Mezamorta Hüseyin Paşa
Hüseyin Paşa'nın babası, Girit'in Kandiye şehrinden Tunus'a yerleşmiş Ali et- Türki isimli bir Osmanlı sipahisidir. Kaptan-ı deryalığa esnasında Venediklilerle yaptığı savaşta ağır bir şekilde yara alıp esir olmasına rağmen iyileşip döndüğü için İtalyanca " yarı ölü, yahut ölüp dirilen" anlamında ki " Mezzo- morto" ifadesinden bozma " Mezamorta" lakabını almıştır.
Hersekzade Ahmet Paşa
Bosna-Hersek dukası Stepan Vukçiç-Koşaca'nın küçük oğludur.
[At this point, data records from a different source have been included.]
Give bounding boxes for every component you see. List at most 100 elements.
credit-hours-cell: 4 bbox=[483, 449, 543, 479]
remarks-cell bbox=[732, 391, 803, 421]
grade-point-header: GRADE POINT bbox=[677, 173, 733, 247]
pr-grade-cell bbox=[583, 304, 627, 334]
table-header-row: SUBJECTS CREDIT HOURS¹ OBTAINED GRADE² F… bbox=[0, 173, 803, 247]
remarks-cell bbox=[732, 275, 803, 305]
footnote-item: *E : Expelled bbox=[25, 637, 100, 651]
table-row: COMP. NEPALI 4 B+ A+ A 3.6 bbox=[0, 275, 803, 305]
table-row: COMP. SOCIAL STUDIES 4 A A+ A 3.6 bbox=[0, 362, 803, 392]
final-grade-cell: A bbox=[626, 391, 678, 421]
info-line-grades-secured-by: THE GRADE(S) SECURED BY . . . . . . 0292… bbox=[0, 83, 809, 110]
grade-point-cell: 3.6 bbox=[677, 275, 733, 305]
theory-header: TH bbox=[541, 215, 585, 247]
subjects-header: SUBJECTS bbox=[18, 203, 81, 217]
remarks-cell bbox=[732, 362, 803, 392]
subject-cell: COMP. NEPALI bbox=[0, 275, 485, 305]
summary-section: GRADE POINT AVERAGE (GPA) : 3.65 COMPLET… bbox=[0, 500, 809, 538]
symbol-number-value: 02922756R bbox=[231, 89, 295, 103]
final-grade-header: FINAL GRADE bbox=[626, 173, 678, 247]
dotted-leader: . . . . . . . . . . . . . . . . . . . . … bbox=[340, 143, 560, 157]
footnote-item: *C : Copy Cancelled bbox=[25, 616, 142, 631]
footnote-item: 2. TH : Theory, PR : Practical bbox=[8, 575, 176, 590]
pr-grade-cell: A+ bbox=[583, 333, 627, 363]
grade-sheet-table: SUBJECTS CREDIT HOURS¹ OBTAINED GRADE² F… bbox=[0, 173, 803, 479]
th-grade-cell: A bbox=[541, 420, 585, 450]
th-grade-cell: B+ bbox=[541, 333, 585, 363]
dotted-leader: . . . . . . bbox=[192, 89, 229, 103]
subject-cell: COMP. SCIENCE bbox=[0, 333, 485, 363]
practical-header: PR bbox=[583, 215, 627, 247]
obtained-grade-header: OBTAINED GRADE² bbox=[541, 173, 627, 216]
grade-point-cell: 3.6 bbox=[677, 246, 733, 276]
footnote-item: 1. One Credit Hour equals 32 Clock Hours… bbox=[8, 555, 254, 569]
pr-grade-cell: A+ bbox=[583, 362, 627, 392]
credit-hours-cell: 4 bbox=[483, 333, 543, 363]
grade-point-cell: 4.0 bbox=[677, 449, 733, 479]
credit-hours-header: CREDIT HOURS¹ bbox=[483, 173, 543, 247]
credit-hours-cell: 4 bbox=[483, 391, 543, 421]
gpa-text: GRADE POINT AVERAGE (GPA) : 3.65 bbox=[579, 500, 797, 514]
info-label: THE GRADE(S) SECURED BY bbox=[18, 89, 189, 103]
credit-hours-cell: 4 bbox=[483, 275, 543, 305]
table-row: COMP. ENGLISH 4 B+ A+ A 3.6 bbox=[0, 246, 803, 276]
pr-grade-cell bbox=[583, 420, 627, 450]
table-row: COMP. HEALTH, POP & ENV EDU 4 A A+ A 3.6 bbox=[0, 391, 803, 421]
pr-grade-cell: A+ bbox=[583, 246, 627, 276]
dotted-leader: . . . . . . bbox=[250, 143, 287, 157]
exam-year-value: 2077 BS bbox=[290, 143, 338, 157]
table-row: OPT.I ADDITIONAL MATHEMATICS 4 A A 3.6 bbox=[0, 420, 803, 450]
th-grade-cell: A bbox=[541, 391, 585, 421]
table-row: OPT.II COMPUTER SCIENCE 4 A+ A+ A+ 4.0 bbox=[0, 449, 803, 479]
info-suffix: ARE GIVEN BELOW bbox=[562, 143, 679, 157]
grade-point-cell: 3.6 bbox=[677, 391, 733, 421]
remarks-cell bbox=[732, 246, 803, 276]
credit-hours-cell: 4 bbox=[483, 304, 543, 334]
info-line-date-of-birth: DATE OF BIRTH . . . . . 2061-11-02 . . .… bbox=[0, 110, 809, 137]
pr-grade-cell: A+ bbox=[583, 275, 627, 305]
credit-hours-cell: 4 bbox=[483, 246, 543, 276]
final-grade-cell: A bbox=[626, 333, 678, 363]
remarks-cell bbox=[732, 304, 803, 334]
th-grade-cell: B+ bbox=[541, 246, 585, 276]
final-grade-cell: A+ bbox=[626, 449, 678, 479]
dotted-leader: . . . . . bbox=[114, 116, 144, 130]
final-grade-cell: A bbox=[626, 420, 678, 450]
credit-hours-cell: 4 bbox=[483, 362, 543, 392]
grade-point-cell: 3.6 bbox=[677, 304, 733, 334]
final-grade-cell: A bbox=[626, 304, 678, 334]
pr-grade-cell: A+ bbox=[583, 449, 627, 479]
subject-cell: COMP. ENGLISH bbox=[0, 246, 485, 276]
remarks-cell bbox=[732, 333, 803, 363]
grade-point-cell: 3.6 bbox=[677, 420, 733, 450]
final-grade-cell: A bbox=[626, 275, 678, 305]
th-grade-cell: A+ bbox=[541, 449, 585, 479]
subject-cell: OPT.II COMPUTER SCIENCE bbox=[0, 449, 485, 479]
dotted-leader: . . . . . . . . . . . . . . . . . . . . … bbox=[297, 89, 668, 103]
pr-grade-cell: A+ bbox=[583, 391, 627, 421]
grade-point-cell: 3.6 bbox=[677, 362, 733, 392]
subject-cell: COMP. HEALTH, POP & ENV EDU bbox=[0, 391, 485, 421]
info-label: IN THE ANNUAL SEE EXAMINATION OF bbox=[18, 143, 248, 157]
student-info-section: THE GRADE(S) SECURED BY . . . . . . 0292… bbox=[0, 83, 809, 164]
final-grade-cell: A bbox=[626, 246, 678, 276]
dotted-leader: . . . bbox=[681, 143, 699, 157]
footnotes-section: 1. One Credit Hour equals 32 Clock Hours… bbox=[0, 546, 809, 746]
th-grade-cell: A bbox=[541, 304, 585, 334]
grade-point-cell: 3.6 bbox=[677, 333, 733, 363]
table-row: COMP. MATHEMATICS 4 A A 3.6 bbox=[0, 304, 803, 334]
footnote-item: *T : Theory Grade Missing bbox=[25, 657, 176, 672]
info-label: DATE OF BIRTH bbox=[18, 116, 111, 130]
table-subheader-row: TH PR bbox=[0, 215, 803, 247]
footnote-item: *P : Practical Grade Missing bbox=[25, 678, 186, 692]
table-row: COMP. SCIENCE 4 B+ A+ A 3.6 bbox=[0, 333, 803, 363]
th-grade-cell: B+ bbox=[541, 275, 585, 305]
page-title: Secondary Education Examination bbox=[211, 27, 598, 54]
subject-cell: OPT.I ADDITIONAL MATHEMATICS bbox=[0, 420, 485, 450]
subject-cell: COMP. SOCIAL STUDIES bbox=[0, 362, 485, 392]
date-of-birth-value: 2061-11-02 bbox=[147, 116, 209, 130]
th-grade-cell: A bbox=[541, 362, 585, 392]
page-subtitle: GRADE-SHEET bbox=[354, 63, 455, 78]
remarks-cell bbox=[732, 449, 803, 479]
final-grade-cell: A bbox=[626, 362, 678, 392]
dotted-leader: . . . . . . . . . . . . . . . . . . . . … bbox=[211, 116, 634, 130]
Hersek dukasının oğlu olduğu için " Herkeszade" lakabıyla anılmıştır. Küçük yaşta Osmanlı Devleti'ne rehin olarak verilmiş olan Ahmet Paşa, Enderun'a alınarak eğitilmiştir. Kaptan-ı deryalık görevlerinde bulunmuştur.
Kabakulak İbrahim Paşa
Şebinkarahisar'dan İstanbul'a gelen bir köylü çocuğu olarak saraya girmiş ve birçok görevde bulunup sadramaz olmuştur. Sadrazamlığındaki en büyük başarısı Patrona Halil Ayaklanması'nın kalıntılarını İstanbul'dan temizlemiktir.
Pabuççu Ahmet Paşa
Rize'de 1760'ta doğmuş. Rize'den İstanbul'a geldiğinde Vefa Han'nda ayakkabı dikmekle görev yapmış. Vaka-i Hayriye'de, Yeniçeri Ocağı'nın kaldırılmasında gösterdiği başarılardan ötürü kapıcıbaşılık rütbesi almış akabinde liman nazırlığı, önce beylerbeyi ve kaptan-ı derya olmuştur.
Ateş Mehmet Salih Paşa
Trabzon doğumlu olan Mehmet Salih Paşa, çekirdekten yetişme bir denizci olup tersane-i amire de kalyonculuk yapmıştır. "Ateş" lakabı, ona cesaretinden dolayı verilmiştir.
Cezzar Ahmet Paşa
70 kadar isyancı bedeviyi öldürdüğü için halk, Arapçada " deve kabası" anlamına gelen "Cezzar" lakabını uygun görmüş.
Topal Recep Paşa
Boşnak asıllı olan Recep Paşa, lV. Murat döneminin devlet adamlarındandır ve çok entrikacı bir kimsedir Nikris hastalığı sebebiyle herhalde topallıyor ve bu yüzden " Topal" lakabıyla anılıyor.